FC Grenchen

Ein Deutschkurs hat für den neuen FCG-Trainer oberste Priorität

Najib Melhli unterschreibt an der GV des FC Grenchen quasi seine eigene Zukunft.

Najib Melhli unterschreibt an der GV des FC Grenchen quasi seine eigene Zukunft.

Najib Melhli übernimmt ab dem ersten Juli die Geschicke der 1.-Liga-Mannschaft des FC Grenchen als Trainer. Wer ist dieser 48-jährige Marokkaner mit französischem Pass?

Najib Melhli ist das Gesicht der neuen französischen Investoren im Verein. Gleich drei Funktionen übernimmt der Doktor in Wissenschaft und Sport an der Universität Bordeaux. Er ist Trainer der ersten Mannschaft, Sportchef im Vereinsvorstand und Leiter der Fussball-Akademie «III S – Swiss Sport Strategy», die ebenfalls Anfang Juli ihren Betrieb aufnehmen will. Sie wird sowohl vom Verein wie auch von den Investoren als Hauptmotivation für das Engagement beim FCG genannt.

Alain Marie als Drehscheibe

Den Kontakt zu Melhli knüpfte der in Pieterlen wohnhafte Franzose Alain Marie (58), Marketingverantwortlicher der Bieler Firma Footprod Management, welche Geschäftsführung, Beratung und Vertretung von Sportlern, Unternehmensberatungen, Marketing und Sponsoring von Sportvereinen, Kommunikation, künstlerische Produktion, Promotion und Organisation von «events» übernimmt. Marie war es auch, der den Kontakt mit dem FC Grenchen hergestellt hat. Sein Sohn spielt beim FCG.

Kennen gelernt haben sich Marie und Melhli über die gemeinsame Arbeit für die weltweit tätige Spielergewerkschaft FIFPro. Marie ist für die SAFP (Swiss Association of Football Players) im Einsatz, die sich für die Interessen der Profi-Fussballer in der Schweiz einsetzt und welcher mehr als 570 Spieler der Super und Challenge League angehören. Melhli ist Vize-Präsident der marokkanischen Spieler-Gewerkschaft.

Verstärkungen aus Frankreich?

Najib Melhli war letzte Woche erstmals überhaupt in seinem Leben in der Schweiz. Beim 0:5 in Baden machte er sich ein Bild über die Qualitäten seiner künftigen Spieler. Wie viele Änderungen es im Kader geben wird, kann er noch nicht beantworten. Wie er ohne Kenntnisse der lokalen Fussballszene eine schlagkräftige Mannschaft zusammenstellen will, hingegen schon.
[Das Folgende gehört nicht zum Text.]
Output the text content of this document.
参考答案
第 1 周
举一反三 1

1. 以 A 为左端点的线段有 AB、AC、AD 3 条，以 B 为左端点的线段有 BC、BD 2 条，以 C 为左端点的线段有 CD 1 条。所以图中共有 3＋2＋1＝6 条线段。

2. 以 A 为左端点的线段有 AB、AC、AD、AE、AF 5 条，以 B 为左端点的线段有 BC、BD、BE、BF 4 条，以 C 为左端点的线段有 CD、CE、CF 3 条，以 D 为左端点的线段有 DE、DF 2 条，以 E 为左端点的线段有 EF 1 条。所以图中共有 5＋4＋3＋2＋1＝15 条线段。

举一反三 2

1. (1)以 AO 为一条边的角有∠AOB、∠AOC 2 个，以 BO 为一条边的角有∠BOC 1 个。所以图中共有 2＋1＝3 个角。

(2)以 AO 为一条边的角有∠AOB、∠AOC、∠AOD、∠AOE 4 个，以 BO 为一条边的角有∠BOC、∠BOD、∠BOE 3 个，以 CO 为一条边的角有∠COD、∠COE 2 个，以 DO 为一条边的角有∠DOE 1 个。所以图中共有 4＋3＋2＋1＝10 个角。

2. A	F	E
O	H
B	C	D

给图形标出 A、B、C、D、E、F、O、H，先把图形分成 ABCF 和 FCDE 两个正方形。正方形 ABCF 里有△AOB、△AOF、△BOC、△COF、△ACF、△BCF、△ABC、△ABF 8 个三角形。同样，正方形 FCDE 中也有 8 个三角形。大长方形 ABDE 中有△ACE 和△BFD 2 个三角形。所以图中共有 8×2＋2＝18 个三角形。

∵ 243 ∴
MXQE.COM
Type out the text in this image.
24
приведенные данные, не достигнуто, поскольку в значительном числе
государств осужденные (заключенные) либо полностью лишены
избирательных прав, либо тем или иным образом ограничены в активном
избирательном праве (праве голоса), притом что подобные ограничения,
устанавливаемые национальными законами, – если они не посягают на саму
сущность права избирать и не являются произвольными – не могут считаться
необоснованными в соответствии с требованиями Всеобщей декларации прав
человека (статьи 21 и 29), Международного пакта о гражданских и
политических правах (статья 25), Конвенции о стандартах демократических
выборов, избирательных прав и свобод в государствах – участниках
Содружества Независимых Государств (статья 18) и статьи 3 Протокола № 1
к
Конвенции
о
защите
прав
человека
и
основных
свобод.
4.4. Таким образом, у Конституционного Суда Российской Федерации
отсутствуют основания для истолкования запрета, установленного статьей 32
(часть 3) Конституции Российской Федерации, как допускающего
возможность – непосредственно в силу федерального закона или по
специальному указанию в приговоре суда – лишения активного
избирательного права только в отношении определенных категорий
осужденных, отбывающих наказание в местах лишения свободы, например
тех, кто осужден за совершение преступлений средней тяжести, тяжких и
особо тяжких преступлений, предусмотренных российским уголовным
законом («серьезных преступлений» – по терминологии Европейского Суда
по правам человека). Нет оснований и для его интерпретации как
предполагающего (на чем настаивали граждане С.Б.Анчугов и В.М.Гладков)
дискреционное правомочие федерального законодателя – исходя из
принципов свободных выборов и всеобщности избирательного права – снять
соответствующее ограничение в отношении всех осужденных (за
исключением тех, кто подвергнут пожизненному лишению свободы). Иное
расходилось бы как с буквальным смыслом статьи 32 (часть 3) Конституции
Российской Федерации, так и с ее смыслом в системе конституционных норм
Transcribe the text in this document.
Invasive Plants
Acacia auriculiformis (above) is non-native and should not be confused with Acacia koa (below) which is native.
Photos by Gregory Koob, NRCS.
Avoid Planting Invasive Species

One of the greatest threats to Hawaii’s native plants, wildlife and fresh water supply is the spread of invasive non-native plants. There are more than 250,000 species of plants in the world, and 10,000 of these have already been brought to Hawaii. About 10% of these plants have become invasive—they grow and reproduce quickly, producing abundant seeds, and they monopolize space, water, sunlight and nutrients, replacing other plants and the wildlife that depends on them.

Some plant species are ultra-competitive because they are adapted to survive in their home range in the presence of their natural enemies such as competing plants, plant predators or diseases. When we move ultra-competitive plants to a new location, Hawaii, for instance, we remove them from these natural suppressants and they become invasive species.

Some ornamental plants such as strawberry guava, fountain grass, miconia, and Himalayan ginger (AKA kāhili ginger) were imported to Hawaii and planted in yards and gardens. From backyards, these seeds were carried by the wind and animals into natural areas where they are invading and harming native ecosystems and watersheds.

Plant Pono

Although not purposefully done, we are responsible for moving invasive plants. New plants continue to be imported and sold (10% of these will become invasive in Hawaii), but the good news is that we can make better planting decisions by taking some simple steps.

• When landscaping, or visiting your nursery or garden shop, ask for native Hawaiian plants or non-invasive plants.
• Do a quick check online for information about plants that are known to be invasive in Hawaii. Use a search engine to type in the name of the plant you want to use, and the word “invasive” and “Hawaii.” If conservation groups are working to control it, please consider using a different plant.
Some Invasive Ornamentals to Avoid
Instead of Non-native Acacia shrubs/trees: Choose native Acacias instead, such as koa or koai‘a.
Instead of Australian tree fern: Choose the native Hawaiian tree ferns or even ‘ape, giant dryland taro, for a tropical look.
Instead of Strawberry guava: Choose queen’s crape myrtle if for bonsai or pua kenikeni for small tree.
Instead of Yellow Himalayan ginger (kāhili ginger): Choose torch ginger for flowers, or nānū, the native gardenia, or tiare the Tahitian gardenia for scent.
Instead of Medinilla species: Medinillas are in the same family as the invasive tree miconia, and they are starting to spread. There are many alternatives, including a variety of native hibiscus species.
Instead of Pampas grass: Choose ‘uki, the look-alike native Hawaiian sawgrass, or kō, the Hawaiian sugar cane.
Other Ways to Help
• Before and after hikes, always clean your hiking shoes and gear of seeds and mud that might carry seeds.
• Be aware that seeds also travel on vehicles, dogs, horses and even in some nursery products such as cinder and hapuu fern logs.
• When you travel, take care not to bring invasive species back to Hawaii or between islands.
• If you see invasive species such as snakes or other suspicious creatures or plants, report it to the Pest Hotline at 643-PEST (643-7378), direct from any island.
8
Auch hier spielt Alain Marie eine wichtige Rolle. «Durch die Arbeit und das Netzwerk von Alain haben wir Kontakt zu vielen Spielern in der Schweiz. Ich habe zudem in Frankreich einige Kontakte. Gut möglich, dass einige Spieler aus Frankreich den FC Grenchen nächste Saison verstärken werden», sagt Melhli. Was sich nicht unbedingt als kompatibel mit der bisherigen Botschaft des Vereins, künftig vor allem auf Spieler aus der Region zählen zu wollen, erweisen würde.

Elf Länderspiele für Marokko

Oberste Priorität für Melhli, der Französisch, Spanisch, Englisch und Arabisch spricht, ist das Lernen der deutschen Sprache. «Das will ich sofort im Juli in Angriff nehmen.» Er will auch in Grenchen oder der unmittelbaren Umgebung wohnen. Melhli ist nach eigenen Aussagen als Dreijähriger mit seiner Familie nach Frankreich gekommen, hat dort für verschiedene Teams insgesamt 190 Partien in der 2. Division bestritten, ein Jahr sogar in den USA für ein kalifornisches Universitätsteam in Santa Rosa Fussball gespielt und elf Länderspiele für Marokko bestritten. Als Trainer war er in der dritthöchsten Liga Frankreichs tätig. Derzeit wohnt er in Angers im Südwesten des Landes.

Najib Melhli macht im Gespräch den Eindruck eines höflichen, gebildeten Mannes. Was er als Trainer draufhat, wird er in der nächsten Saison beweisen müssen. Als «Verkäufer» seines neuen Vereins erweist er sich bereits jetzt als formidabel. Beinahe eine Spur zu gut, denn auf die Frage, ob künftige Transfererlöse von FCG-Spielern in die Taschen der Investoren fliessen werden, sagt er: «Nein, das Geld bleibt beim Verein.» Geschäftsführer Paul Kocher hatte kurz zuvor noch das Gegenteil gesagt. Vielleicht ist Melhlis Antwort auch nur ein sprachliches Missverständnis und er hat die Frage nicht richtig begriffen. Gut, dass er bald Deutsch versteht.